Maurice Rollinat recherche le fantastique, le macabre spontanément car ils font partie de sa manière d’exister. Edgar Poe, lui, utilise l’expression de ses idées comme conversion de ses pulsions mais il n’est pas réaliste vis-à-vis de lui-même puisqu’en aucun cas, il ne parle de ses troubles ; cette inconscience lui fait franchir un pas de plus que Maurice Rollinat vers la psychose, par exemple dans le poème "Annabel Lee" lorsqu’il dit : "I lie down in her sepulcre", il ne prend pas conscience de son angoisse vis-à-vis de sa femme morte mais il plonge avec elle dans la mort. Il vit dans un rêve comme dans son poème "Un Rêve dans un Rêve" :

Plus qu’un baiser ! je pars ! oh ! mais qu’auparavant,
Cet aveu de mon âme en ton âme se plonge :
Tu ne te trompes pas ! oui ! je rêve en vivant,
Et mes jours écoulés n’ont tous été qu’un songe.
Que l’espoir un instant ait brillé sur mon toit,
Qu’il m’ait ou non séduit avec un seul mensonge,
          Qu’importe ! il a fui loin de moi.
          Hélas ! partout, sans fin ni trêve,
Tout ce que l’on paraît et tout ce que l’on voit
          Tout n’est qu’un rêve dans un rêve !
Au bord d’un océan sillonné par la trombe
Je serre dans ma main des grains de sable d’or,
Mais pendant que je pleure et que je pleure encor,
Ils glissent dans le trou : l’un après l’autre y tombe.
Oh ! Dieu ! puis-je en crispant l’étreinte de mes doigts
En disputer un seul - rien qu’un seul ! à la tombe
          Qui bâille dans ces flots si froids ?
          Hélas ! partout, sans fin ni trêve
Tout ce que je parais et tout ce que je vois
          N’est-il qu’un rêve dans un rêve !

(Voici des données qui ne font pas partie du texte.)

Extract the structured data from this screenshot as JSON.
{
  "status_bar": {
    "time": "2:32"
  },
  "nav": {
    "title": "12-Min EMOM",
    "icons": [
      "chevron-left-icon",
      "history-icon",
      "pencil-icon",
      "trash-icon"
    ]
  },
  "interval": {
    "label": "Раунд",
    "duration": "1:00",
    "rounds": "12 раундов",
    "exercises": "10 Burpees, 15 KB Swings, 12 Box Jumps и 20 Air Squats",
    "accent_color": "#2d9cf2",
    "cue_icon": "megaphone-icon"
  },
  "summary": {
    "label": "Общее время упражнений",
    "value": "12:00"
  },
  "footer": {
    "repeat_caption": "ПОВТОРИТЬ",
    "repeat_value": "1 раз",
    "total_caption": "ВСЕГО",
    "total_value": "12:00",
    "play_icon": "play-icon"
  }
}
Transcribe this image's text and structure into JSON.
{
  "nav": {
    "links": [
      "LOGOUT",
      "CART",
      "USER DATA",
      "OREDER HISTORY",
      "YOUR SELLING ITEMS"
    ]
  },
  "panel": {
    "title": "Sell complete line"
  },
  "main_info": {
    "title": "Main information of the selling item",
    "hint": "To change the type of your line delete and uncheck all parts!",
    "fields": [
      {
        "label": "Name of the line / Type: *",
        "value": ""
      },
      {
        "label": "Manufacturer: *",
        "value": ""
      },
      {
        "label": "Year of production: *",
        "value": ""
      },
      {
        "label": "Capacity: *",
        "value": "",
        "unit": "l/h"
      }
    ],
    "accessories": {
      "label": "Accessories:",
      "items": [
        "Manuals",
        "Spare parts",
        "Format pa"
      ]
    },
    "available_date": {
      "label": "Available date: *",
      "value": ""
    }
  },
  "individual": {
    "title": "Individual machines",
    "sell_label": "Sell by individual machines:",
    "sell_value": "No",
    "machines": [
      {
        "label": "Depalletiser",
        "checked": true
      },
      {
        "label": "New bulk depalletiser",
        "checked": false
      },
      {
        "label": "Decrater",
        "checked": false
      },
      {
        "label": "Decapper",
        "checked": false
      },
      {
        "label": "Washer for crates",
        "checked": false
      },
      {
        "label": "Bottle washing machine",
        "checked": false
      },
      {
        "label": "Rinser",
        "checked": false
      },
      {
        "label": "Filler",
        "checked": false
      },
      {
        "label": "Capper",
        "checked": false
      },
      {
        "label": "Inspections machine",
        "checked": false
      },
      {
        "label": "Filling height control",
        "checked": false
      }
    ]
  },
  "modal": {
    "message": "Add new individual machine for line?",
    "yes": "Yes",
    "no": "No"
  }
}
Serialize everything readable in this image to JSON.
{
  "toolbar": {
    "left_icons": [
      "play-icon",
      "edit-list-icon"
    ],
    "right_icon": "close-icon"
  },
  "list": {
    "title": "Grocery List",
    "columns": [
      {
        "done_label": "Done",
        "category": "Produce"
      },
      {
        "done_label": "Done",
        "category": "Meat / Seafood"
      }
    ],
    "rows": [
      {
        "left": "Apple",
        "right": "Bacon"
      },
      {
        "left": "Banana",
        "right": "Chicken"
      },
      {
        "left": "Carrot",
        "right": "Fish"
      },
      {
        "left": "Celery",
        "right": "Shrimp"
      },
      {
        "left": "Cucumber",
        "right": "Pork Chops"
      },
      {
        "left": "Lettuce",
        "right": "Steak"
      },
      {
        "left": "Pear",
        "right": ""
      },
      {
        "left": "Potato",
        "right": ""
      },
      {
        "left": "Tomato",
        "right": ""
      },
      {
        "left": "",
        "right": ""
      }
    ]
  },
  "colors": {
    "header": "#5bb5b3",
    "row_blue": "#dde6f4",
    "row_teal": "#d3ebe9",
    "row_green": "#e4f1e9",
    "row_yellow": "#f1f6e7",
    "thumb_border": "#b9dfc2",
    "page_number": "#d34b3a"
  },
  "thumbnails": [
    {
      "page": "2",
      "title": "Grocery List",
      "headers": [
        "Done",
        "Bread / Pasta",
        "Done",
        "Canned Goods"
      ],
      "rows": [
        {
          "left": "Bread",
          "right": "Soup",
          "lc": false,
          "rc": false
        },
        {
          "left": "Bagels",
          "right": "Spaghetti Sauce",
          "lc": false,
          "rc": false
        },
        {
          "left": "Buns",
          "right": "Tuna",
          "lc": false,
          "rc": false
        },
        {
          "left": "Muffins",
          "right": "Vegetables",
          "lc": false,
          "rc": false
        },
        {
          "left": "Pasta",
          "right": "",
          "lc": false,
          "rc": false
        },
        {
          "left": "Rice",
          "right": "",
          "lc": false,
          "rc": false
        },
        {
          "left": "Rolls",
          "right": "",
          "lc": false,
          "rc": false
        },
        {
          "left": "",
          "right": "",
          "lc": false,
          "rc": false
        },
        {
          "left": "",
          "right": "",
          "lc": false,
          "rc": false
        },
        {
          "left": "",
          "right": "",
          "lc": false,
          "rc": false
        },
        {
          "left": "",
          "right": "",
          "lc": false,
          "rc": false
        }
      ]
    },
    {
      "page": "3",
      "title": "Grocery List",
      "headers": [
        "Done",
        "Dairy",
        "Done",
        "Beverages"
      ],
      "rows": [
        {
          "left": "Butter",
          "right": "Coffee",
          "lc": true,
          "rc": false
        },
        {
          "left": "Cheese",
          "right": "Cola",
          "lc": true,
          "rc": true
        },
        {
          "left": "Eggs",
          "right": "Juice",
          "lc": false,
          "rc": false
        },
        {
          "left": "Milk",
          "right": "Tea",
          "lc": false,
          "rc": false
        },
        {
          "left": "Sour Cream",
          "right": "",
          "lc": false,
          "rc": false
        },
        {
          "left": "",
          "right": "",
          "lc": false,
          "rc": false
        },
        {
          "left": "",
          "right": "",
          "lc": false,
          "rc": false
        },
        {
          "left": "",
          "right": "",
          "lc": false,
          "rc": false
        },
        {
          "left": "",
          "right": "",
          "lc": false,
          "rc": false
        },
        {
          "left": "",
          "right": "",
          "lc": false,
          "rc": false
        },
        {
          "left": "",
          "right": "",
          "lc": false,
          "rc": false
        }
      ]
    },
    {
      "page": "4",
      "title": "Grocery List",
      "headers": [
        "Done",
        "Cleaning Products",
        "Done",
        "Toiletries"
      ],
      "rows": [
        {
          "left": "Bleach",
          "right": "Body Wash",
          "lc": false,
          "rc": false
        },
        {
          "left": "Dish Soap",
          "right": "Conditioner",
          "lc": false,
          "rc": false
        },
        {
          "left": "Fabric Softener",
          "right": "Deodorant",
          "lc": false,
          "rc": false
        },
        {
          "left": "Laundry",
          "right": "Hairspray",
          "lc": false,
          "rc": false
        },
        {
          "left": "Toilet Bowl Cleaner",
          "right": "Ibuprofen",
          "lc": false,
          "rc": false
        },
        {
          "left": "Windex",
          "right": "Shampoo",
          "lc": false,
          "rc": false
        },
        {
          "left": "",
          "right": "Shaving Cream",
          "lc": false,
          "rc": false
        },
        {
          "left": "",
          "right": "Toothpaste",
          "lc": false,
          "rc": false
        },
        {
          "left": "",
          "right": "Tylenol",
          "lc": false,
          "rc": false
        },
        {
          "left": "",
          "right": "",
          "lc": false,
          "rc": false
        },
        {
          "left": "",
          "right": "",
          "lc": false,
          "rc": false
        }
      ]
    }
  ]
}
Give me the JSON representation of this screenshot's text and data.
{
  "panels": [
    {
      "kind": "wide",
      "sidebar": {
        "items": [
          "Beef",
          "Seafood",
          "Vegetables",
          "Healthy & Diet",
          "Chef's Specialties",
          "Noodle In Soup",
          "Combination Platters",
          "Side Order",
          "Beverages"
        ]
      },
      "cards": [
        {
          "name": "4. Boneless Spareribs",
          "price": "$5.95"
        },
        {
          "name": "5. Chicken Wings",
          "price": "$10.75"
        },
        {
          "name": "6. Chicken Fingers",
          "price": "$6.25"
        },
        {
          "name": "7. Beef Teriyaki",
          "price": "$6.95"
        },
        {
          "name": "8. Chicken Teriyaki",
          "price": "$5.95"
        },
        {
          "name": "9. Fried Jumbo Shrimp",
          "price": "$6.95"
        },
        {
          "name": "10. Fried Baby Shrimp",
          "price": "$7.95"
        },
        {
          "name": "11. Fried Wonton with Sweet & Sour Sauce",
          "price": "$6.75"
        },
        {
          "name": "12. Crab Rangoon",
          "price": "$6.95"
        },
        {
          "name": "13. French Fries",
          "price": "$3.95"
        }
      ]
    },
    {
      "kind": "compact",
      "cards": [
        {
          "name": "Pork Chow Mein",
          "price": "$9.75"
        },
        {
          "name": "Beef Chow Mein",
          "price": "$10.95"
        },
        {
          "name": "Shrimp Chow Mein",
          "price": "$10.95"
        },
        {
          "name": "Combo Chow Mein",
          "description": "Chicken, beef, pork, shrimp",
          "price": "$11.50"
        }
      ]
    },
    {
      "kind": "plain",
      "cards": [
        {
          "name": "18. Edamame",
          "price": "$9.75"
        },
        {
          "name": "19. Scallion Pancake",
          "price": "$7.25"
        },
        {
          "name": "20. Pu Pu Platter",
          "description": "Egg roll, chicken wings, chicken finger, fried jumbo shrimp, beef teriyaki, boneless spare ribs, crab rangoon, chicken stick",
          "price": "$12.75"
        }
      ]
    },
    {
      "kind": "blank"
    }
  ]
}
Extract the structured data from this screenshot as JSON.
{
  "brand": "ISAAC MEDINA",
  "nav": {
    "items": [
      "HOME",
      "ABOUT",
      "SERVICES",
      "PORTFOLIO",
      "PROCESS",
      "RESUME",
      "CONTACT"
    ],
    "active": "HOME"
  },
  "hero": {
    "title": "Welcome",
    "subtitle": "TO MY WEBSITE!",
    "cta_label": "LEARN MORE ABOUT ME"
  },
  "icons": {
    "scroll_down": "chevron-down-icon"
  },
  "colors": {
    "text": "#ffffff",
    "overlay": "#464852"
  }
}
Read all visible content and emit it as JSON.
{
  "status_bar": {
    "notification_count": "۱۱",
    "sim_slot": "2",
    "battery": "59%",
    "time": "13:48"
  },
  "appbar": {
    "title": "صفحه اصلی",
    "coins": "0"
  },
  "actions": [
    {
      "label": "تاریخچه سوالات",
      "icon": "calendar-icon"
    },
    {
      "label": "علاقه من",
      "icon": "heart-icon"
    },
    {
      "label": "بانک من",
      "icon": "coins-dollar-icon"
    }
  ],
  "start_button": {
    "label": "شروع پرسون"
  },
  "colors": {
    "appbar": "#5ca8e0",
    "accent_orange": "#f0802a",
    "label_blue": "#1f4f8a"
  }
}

(Edgar Poe traduit par Maurice Rollinat, Fin d’Œuvre, pp. 197 et 198)

La seule phase dépressive qui aurait pu conduire Maurice Rollinat à la psychose, voire à la démence, a eu lieu à Paris, vers 1883, alors qu’il était séparé de sa femme et que les critiques acerbes le blessaient profondément. Sa décision de repartir vivre à la campagne, lui a permis d’éviter cette décompensation. Pour Edgar Poe, cette compensation n’a pas lieu ; lorsqu’il perd sa femme, il dit "Je devins fou" (cité par Jean-Louis Curtis dans la préface de Poèmes d’Edgar Poe, Poésie/Gallimard, p. 15). Cette seule prise de conscience lui permit de ne pas sombrer totalement dans la démence. L’angoisse et l’épouvante reflètent la souffrance profonde de ces deux auteurs, exprimable pour Maurice Rollinat, la plupart du temps confiée dans un ailleurs pour Edgar Poe.

 

Le fantastique

Le sens premier de fantastique veut dire "qui n’existe qu’en imagination" puis ce sens s’étend à "qui paraît insolite, étrange, onirique", enfin "remarquable, exceptionnel par sa démesure" (Maxidico, p. 466)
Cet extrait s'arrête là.